NTC-KWS: Noise-aware CTC for Robust Keyword Spotting
Yu Xi, Haoyu Li, Hao Li, Jiaqi Guo, Xu Li, Wen Ding, Kai Yu
TL;DR
This work addresses the vulnerability of CTC-based keyword spotting to noise on resource-limited devices. It introduces NTC-KWS, a noise-aware CTC framework that jointly trains and decodes with two WFST-based wildcard arcs (self-loop and bypass) to model insertion and masking errors, expanding the search space via a new decoding graph G_ntc. Empirical results on Hey Snips show that NTC-KWS outperforms state-of-the-art end-to-end baselines and standard CTC-KWS across varying acoustic conditions, with particularly large gains at extreme low SNRs (-5 dB and 0 dB).
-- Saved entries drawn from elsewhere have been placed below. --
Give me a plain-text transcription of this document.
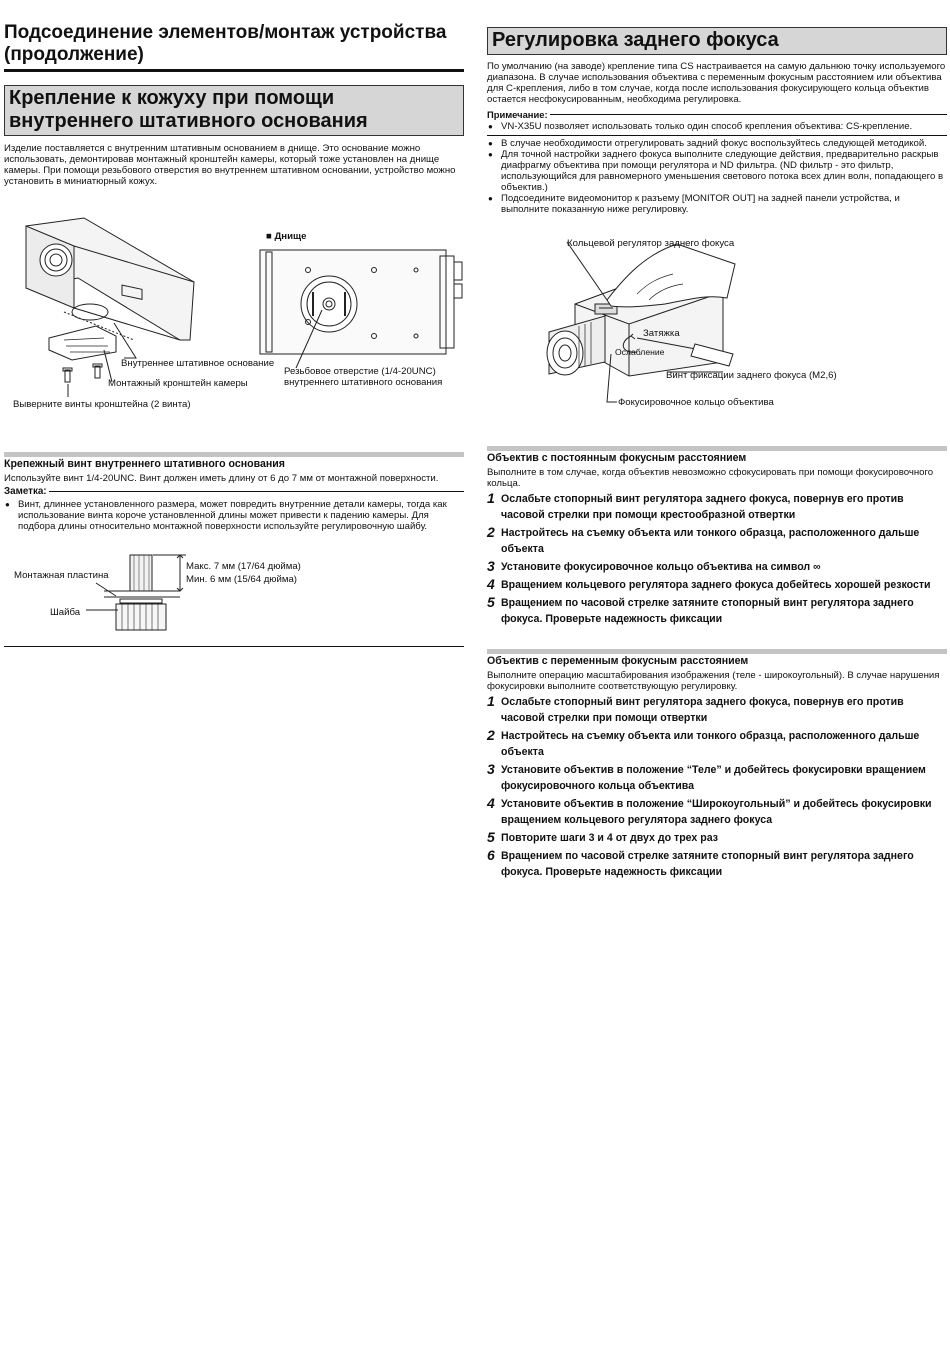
Подсоединение элементов/монтаж устройства
(продолжение)
Крепление к кожуху при помощи
внутреннего штативного основания

Изделие поставляется с внутренним штативным основанием в днище. Это основание можно использовать, демонтировав монтажный кронштейн камеры, который тоже установлен на днище камеры. При помощи резьбового отверстия во внутреннем штативном основании, устройство можно установить в миниатюрный кожух.

■ Днище
Внутреннее штативное основание
Монтажный кронштейн камеры
Выверните винты кронштейна (2 винта)
Резьбовое отверстие (1/4-20UNC)
внутреннего штативного основания
Крепежный винт внутреннего штативного основания

Используйте винт 1/4-20UNC. Винт должен иметь длину от 6 до 7 мм от монтажной поверхности.

Заметка:
● Винт, длиннее установленного размера, может повредить внутренние детали камеры, тогда как использование винта короче установленной длины может привести к падению камеры. Для подбора длины относительно монтажной поверхности используйте регулировочную шайбу.
Монтажная пластина
Шайба
Макс. 7 мм (17/64 дюйма)
Мин. 6 мм (15/64 дюйма)
Регулировка заднего фокуса

По умолчанию (на заводе) крепление типа CS настраивается на самую дальнюю точку используемого диапазона. В случае использования объектива с переменным фокусным расстоянием или объектива для C-крепления, либо в том случае, когда после использования фокусирующего кольца объектив остается несфокусированным, необходима регулировка.

Примечание:
● VN-X35U позволяет использовать только один способ крепления объектива: CS-крепление.
● В случае необходимости отрегулировать задний фокус воспользуйтесь следующей методикой.
● Для точной настройки заднего фокуса выполните следующие действия, предварительно раскрыв диафрагму объектива при помощи регулятора и ND фильтра. (ND фильтр - это фильтр, использующийся для равномерного уменьшения светового потока всех длин волн, попадающего в объектив.)
● Подсоедините видеомонитор к разъему [MONITOR OUT] на задней панели устройства, и выполните показанную ниже регулировку.
Кольцевой регулятор заднего фокуса
Затяжка
Ослабление
Винт фиксации заднего фокуса (M2,6)
Фокусировочное кольцо объектива
Объектив с постоянным фокусным расстоянием

Выполните в том случае, когда объектив невозможно сфокусировать при помощи фокусировочного кольца.

1 Ослабьте стопорный винт регулятора заднего фокуса, повернув его против часовой стрелки при помощи крестообразной отвертки
2 Настройтесь на съемку объекта или тонкого образца, расположенного дальше объекта
3 Установите фокусировочное кольцо объектива на символ ∞
4 Вращением кольцевого регулятора заднего фокуса добейтесь хорошей резкости
5 Вращением по часовой стрелке затяните стопорный винт регулятора заднего фокуса. Проверьте надежность фиксации
Объектив с переменным фокусным расстоянием

Выполните операцию масштабирования изображения (теле - широкоугольный). В случае нарушения фокусировки выполните соответствующую регулировку.

1 Ослабьте стопорный винт регулятора заднего фокуса, повернув его против часовой стрелки при помощи отвертки
2 Настройтесь на съемку объекта или тонкого образца, расположенного дальше объекта
3 Установите объектив в положение “Теле” и добейтесь фокусировки вращением фокусировочного кольца объектива
4 Установите объектив в положение “Широкоугольный” и добейтесь фокусировки вращением кольцевого регулятора заднего фокуса
5 Повторите шаги 3 и 4 от двух до трех раз
6 Вращением по часовой стрелке затяните стопорный винт регулятора заднего фокуса. Проверьте надежность фиксации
The approach achieves 4.9% absolute improvement in average recall over CTC-KWS and demonstrates robust performance in noisy environments, underscoring its practical potential for robust wake-word detection.
Abstract
In recent years, there has been a growing interest in designing small-footprint yet effective Connectionist Temporal Classification based keyword spotting (CTC-KWS) systems. They are typically deployed on low-resource computing platforms, where limitations on model size and computational capacity create bottlenecks under complicated acoustic scenarios. Such constraints often result in overfitting and confusion between keywords and background noise, leading to high false alarms. To address these issues, we propose a noise-aware CTC-based KWS (NTC-KWS) framework designed to enhance model robustness in noisy environments, particularly under extremely low signal-to-noise ratios. Our approach introduces two additional noise-modeling wildcard arcs into the training and decoding processes based on weighted finite state transducer (WFST) graphs: self-loop arcs to address noise insertion errors and bypass arcs to handle masking and interference caused by excessive noise. Experiments on clean and noisy Hey Snips show that NTC-KWS outperforms state-of-the-art (SOTA) end-to-end systems and CTC-KWS baselines across various acoustic conditions, with particularly strong performance in low SNR scenarios.